Son analyse est cinglante : « La marche de ce lundi a donné aux sanctions contre Kabila une dimension hautement politique. Aux yeux du monde, on est désormais convaincu que Washington joue le jeu de Tshisekedi. Je crains que cela ne nous desserve dans l’avenir. »
L’embarras pour Washington est en effet à la hauteur du message envoyé : en acceptant – implicitement – ce déferlement de soutien populaire, les États-Unis se voient attribuer le rôle d’allié partisan d’un président congolais contre son prédécesseur. Une perception calamiteuse pour une diplomatie américaine qui, officiellement, ne sanctionne que des individus pour des motifs de corruption ou de violation des droits humains, sans prendre parti dans les querelles internes congolaises.

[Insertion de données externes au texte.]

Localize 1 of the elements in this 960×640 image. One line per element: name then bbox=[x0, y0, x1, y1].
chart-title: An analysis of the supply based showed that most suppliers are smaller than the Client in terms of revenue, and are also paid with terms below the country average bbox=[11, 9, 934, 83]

« Le message est arrivé jusqu’à Washington » ?
Pourtant, tous ne partagent pas cette analyse. Un autre cadre, plus optimiste, balaie ces craintes d’un revers de main : « On se devait, en tant que majorité, de témoigner notre soutien aux États-Unis pour qu’ils fassent davantage afin de mettre hors d’état de nuire ceux qui sèment le désordre dans l’Est. J’espère qu’avec cette marche, le message est arrivé jusqu’à Washington. »
Mais cet espoir même souligne le paradoxe : le régime congolais semble attendre des États-Unis qu’ils endossent un rôle de gendarme politique. Or, rien n’est moins sûr que l’administration américaine apprécie de se voir ainsi «piégée » dans une démonstration de force partisane.
En définitive, cette marche lundi 4 mai pourrait bien avoir produit l’effet inverse de celui recherché. Loin de renforcer la main de Washington, elle l’expose. Les États-Unis se retrouvent désormais dos au mur : s’ils renforcent les sanctions contre Kabila, ils confirmeront leur instrumentalisation politique aux yeux de l’opinion internationale et africaine. S’ils reculent, ils donneront l’impression de lâcher un allié congolais pourtant docile.
Dans les deux cas, c’est l’embarras. Et pendant ce temps, à Kinshasa, l’Union sacrée continue de danser sur une corde raide diplomatique, sans mesurer pleinement le vertige qu’elle impose à son protecteur américain.